Paper challenges LLM expert-level claims by measuring variance and error magnitude in code-based data analysis tasks
A new arXiv paper argues that standard LLM benchmarks overstate model capabilities by focusing on average performance on training-data-adjacent tasks while ignoring response variance and error magnitude. The authors introduce a novel benchmark requiring frontier LLMs to write code for data analysis tasks, comparing results against human expert submissions. Human experts outperformed the frontier LLM on average across multiple metrics and showed lower performance variability. The findings challenge the prevailing narrative that LLMs perform at human-expert level on knowledge economy tasks.

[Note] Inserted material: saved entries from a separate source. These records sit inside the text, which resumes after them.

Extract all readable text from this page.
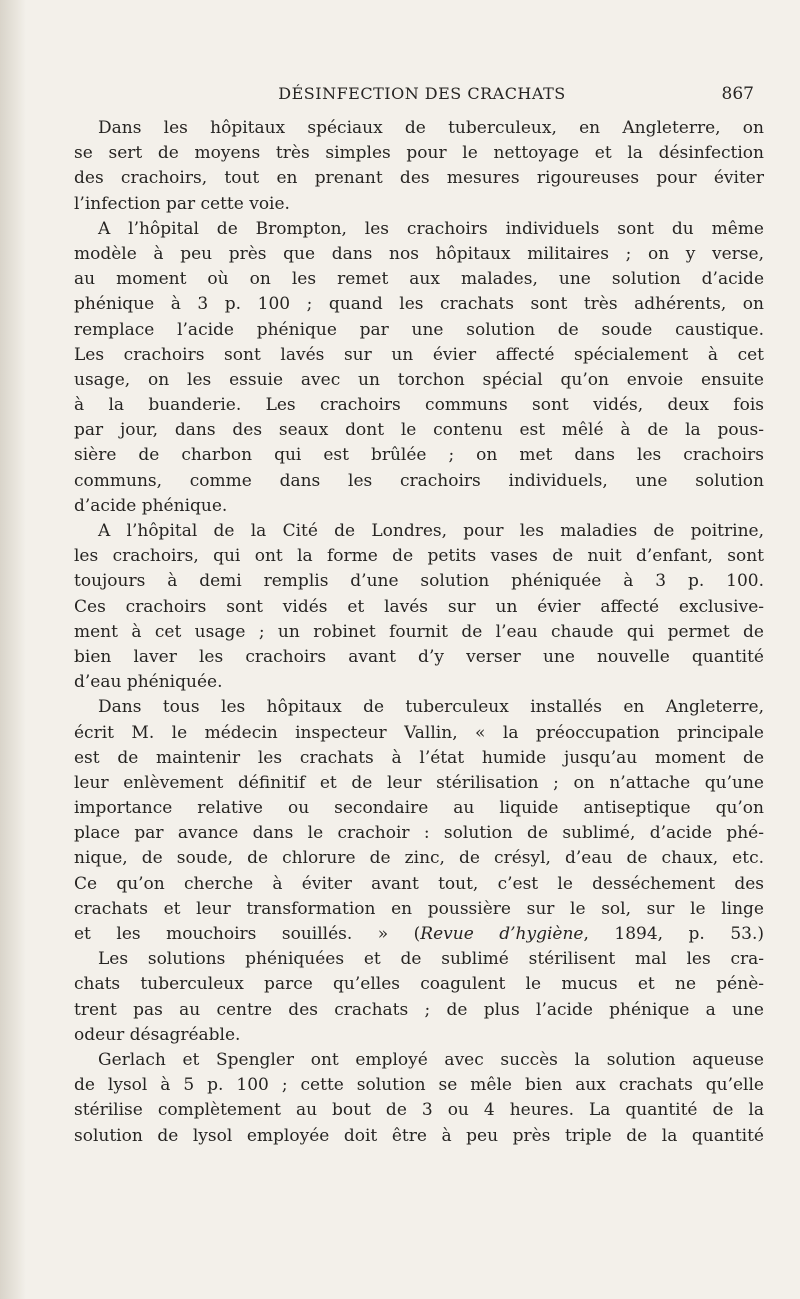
DÉSINFECTION DES CRACHATS	867
Dans les hôpitaux spéciaux de tuberculeux, en Angleterre, on
se sert de moyens très simples pour le nettoyage et la désinfection
des crachoirs, tout en prenant des mesures rigoureuses pour éviter
l’infection par cette voie.
A l’hôpital de Brompton, les crachoirs individuels sont du même
modèle à peu près que dans nos hôpitaux militaires ; on y verse,
au moment où on les remet aux malades, une solution d’acide
phénique à 3 p. 100 ; quand les crachats sont très adhérents, on
remplace l’acide phénique par une solution de soude caustique.
Les crachoirs sont lavés sur un évier affecté spécialement à cet
usage, on les essuie avec un torchon spécial qu’on envoie ensuite
à la buanderie. Les crachoirs communs sont vidés, deux fois
par jour, dans des seaux dont le contenu est mêlé à de la pous-
sière de charbon qui est brûlée ; on met dans les crachoirs
communs, comme dans les crachoirs individuels, une solution
d’acide phénique.
A l’hôpital de la Cité de Londres, pour les maladies de poitrine,
les crachoirs, qui ont la forme de petits vases de nuit d’enfant, sont
toujours à demi remplis d’une solution phéniquée à 3 p. 100.
Ces crachoirs sont vidés et lavés sur un évier affecté exclusive-
ment à cet usage ; un robinet fournit de l’eau chaude qui permet de
bien laver les crachoirs avant d’y verser une nouvelle quantité
d’eau phéniquée.
Dans tous les hôpitaux de tuberculeux installés en Angleterre,
écrit M. le médecin inspecteur Vallin, « la préoccupation principale
est de maintenir les crachats à l’état humide jusqu’au moment de
leur enlèvement définitif et de leur stérilisation ; on n’attache qu’une
importance relative ou secondaire au liquide antiseptique qu’on
place par avance dans le crachoir : solution de sublimé, d’acide phé-
nique, de soude, de chlorure de zinc, de crésyl, d’eau de chaux, etc.
Ce qu’on cherche à éviter avant tout, c’est le desséchement des
crachats et leur transformation en poussière sur le sol, sur le linge
et les mouchoirs souillés. » (Revue d’hygiène, 1894, p. 53.)
Les solutions phéniquées et de sublimé stérilisent mal les cra-
chats tuberculeux parce qu’elles coagulent le mucus et ne pénè-
trent pas au centre des crachats ; de plus l’acide phénique a une
odeur désagréable.
Gerlach et Spengler ont employé avec succès la solution aqueuse
de lysol à 5 p. 100 ; cette solution se mêle bien aux crachats qu’elle
stérilise complètement au bout de 3 ou 4 heures. La quantité de la
solution de lysol employée doit être à peu près triple de la quantité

Probe Trajectories Reveal Reasoning Dynamics in Large Reasoning Models
This paper investigates whether hidden representations of Large Reasoning Models (LRMs) can predict future model behavior by analyzing probe trajectories—the continuous evolution of concept probabilities across Chain-of-Thought reasoning tokens. The authors find that temporal trajectory features (volatility, trend, steady-state) significantly outperform single static probes, with max-pooling achieving up to 95% AUROC across safety and mathematics domains. Two methodological insights are offered: template-based training data matches dynamically generated responses in quality, and pooling strategy is critical to probe performance. The work positions probe trajectories as a complementary safety monitoring framework for LRMs where CoT faithfulness cannot be assumed.
Investing in Performance: Fine-tune small models with LLM insights — a CFM case study
This Hugging Face blog post presents a case study from CFM (Capital Fund Management) on using large language model outputs to guide fine-tuning of smaller, more efficient models for financial applications. The approach leverages LLM-generated signals or labels to train compact models that can be deployed at lower cost and latency. The case study illustrates an enterprise pattern of distilling LLM capabilities into task-specific smaller models for production use.
Expert Tying reduces MoE LLM memory footprint by ~2x with minimal quality loss
Researchers introduce Expert Tying, an architectural modification for Mixture-of-Experts LLMs that shares expert parameters across consecutive transformer layers while keeping routing and attention layer-independent. Evaluated on OLMoE, Qwen3, and DeepSeek-style MoE architectures, the method achieves nearly 2x memory reduction with negligible perplexity or downstream quality degradation. The approach exploits parameter redundancy in MoE pathways to improve the compute-to-memory trade-off for training and inference.